Neurotrophic factor and cAMP-dependent signaling promote the survival and neurite outgrowth of retinal ganglion cells (RGCs) after injury. However, the mechanisms conferring neuroprotection and neuroregeneration downstream to these signals are unclear. We now reveal that the scaffold protein muscle A-kinase anchoring protein-a (mAKAPa) is required for the survival and axon growth of cultured primary RGCs.
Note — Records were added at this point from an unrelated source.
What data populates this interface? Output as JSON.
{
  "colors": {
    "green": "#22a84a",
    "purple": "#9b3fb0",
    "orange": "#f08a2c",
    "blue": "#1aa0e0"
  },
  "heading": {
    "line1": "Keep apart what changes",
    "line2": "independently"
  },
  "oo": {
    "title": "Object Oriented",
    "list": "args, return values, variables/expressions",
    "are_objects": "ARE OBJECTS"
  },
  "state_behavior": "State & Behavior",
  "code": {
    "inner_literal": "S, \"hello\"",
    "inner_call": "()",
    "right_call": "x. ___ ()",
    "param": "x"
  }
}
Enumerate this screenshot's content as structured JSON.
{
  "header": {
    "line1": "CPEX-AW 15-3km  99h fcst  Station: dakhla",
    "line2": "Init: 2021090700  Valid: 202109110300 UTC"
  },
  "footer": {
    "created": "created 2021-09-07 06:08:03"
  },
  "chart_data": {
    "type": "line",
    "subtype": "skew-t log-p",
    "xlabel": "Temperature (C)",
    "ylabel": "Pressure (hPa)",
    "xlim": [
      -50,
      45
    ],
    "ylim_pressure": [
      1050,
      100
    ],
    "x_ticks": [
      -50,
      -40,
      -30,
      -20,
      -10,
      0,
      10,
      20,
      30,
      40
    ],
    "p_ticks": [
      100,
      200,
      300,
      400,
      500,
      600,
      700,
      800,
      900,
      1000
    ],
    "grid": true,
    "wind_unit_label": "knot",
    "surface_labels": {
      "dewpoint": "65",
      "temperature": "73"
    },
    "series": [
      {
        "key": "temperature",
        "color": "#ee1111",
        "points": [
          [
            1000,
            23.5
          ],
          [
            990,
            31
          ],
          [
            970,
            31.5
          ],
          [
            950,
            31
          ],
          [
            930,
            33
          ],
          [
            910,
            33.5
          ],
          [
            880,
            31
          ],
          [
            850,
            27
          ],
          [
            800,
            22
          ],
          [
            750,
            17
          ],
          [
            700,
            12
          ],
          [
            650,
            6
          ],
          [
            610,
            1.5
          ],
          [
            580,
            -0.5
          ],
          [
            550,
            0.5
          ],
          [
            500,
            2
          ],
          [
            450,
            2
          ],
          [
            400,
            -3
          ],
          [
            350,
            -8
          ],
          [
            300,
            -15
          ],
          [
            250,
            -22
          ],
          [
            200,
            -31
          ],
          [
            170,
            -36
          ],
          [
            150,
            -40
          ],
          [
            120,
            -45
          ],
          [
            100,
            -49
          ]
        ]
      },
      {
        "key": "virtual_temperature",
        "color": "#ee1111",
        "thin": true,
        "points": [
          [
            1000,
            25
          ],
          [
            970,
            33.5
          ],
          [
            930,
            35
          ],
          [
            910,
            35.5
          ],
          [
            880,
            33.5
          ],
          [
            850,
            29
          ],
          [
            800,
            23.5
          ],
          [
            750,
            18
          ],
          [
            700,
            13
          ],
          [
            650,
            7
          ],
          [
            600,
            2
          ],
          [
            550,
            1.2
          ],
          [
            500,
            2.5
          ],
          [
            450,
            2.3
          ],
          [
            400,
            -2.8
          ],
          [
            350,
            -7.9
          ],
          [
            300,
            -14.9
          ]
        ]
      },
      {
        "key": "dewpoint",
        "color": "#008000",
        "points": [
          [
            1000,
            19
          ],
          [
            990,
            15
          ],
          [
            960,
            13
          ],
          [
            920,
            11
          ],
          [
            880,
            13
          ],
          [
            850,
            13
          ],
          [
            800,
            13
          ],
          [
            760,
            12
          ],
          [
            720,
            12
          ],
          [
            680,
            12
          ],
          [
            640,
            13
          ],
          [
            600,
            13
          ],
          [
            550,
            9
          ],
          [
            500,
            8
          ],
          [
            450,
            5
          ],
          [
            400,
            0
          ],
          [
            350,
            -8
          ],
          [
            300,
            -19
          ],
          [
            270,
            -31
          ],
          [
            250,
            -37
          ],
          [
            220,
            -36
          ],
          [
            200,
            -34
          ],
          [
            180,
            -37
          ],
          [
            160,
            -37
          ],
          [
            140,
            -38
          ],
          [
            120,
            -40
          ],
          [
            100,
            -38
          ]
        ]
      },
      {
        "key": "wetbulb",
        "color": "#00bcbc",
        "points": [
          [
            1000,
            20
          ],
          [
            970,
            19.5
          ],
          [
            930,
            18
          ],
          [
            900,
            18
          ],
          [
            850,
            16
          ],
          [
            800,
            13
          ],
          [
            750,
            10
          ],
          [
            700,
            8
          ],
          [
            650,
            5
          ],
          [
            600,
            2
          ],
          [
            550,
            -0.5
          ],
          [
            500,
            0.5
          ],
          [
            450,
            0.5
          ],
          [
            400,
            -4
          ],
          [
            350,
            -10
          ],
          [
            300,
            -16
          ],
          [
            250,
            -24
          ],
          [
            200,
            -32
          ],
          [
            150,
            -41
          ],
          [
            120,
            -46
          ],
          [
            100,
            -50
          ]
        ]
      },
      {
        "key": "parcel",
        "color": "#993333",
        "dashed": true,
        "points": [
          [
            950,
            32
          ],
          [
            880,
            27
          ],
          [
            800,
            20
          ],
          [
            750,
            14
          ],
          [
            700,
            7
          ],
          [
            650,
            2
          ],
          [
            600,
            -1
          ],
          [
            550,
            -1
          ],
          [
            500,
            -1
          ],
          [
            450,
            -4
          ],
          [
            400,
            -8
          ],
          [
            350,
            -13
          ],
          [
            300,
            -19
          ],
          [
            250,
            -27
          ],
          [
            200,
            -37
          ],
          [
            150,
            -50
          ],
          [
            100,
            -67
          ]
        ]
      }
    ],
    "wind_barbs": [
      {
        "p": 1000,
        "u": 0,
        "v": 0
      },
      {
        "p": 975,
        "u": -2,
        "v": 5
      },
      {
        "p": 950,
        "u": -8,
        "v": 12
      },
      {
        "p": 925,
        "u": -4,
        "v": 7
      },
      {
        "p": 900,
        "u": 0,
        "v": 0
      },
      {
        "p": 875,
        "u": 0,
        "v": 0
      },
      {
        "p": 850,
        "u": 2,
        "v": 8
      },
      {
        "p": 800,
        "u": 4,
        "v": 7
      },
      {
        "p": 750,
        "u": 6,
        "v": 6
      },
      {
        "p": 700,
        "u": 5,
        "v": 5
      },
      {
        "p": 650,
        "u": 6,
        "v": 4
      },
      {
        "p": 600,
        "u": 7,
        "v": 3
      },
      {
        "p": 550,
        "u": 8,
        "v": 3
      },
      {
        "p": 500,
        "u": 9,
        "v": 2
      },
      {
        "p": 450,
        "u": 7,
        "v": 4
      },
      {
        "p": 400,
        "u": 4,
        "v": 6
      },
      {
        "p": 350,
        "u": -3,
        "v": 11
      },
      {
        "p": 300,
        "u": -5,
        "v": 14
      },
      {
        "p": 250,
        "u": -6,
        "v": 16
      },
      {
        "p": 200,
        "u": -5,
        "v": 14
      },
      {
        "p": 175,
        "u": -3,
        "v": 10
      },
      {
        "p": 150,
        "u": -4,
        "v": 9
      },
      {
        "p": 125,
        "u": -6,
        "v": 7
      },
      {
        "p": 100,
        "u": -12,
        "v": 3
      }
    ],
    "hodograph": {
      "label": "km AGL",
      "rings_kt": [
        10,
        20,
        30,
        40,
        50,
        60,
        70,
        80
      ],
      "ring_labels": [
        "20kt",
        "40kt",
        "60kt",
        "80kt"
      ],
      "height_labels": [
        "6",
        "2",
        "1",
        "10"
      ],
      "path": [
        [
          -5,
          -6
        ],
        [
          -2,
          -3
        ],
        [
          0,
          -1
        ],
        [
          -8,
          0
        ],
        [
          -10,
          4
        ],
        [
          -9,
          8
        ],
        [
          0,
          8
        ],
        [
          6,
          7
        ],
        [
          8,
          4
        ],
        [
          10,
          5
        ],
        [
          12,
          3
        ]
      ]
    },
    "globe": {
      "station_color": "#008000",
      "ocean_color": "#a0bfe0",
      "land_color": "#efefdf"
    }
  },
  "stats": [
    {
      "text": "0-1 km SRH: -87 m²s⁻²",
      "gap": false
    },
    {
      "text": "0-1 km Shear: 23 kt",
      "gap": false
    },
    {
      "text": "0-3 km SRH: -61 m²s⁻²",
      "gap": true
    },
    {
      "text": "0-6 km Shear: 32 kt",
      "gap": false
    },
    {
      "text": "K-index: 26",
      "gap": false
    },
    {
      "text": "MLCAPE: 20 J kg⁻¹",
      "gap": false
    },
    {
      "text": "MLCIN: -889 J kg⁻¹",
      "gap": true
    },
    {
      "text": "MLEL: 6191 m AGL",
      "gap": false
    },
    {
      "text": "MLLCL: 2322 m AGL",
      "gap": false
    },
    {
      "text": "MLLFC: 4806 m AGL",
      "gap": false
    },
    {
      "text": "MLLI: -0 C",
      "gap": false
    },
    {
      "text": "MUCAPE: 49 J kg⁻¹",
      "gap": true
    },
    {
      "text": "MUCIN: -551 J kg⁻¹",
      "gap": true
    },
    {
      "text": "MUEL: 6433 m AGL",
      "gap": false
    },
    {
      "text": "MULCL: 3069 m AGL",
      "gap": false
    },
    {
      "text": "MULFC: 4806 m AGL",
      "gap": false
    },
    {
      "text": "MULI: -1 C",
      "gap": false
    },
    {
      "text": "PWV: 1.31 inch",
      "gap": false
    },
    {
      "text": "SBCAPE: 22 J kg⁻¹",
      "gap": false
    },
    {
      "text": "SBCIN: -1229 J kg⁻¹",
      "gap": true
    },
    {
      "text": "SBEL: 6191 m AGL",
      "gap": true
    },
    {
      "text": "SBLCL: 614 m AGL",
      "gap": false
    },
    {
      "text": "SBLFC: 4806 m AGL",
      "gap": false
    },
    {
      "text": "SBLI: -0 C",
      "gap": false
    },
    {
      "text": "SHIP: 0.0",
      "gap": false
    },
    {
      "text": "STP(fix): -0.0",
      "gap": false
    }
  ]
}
Although genetic deletion of mAKAPa early in prenatal RGC development did not affect RGC survival into adulthood, nor promoted the death of RGCs in the uninjured adult retina, loss of mAKAPa in the adult increased RGC death after optic nerve crush. Importantly, mAKAPa was required for the neuroprotective effects of brain-derived neurotrophic factor and cyclic adenosine-monophosphate (cAMP) after injury. These results identify mAKAPa as a scaffold for signaling in the stressed neuron that is required for RGC neuroprotection after optic nerve injury.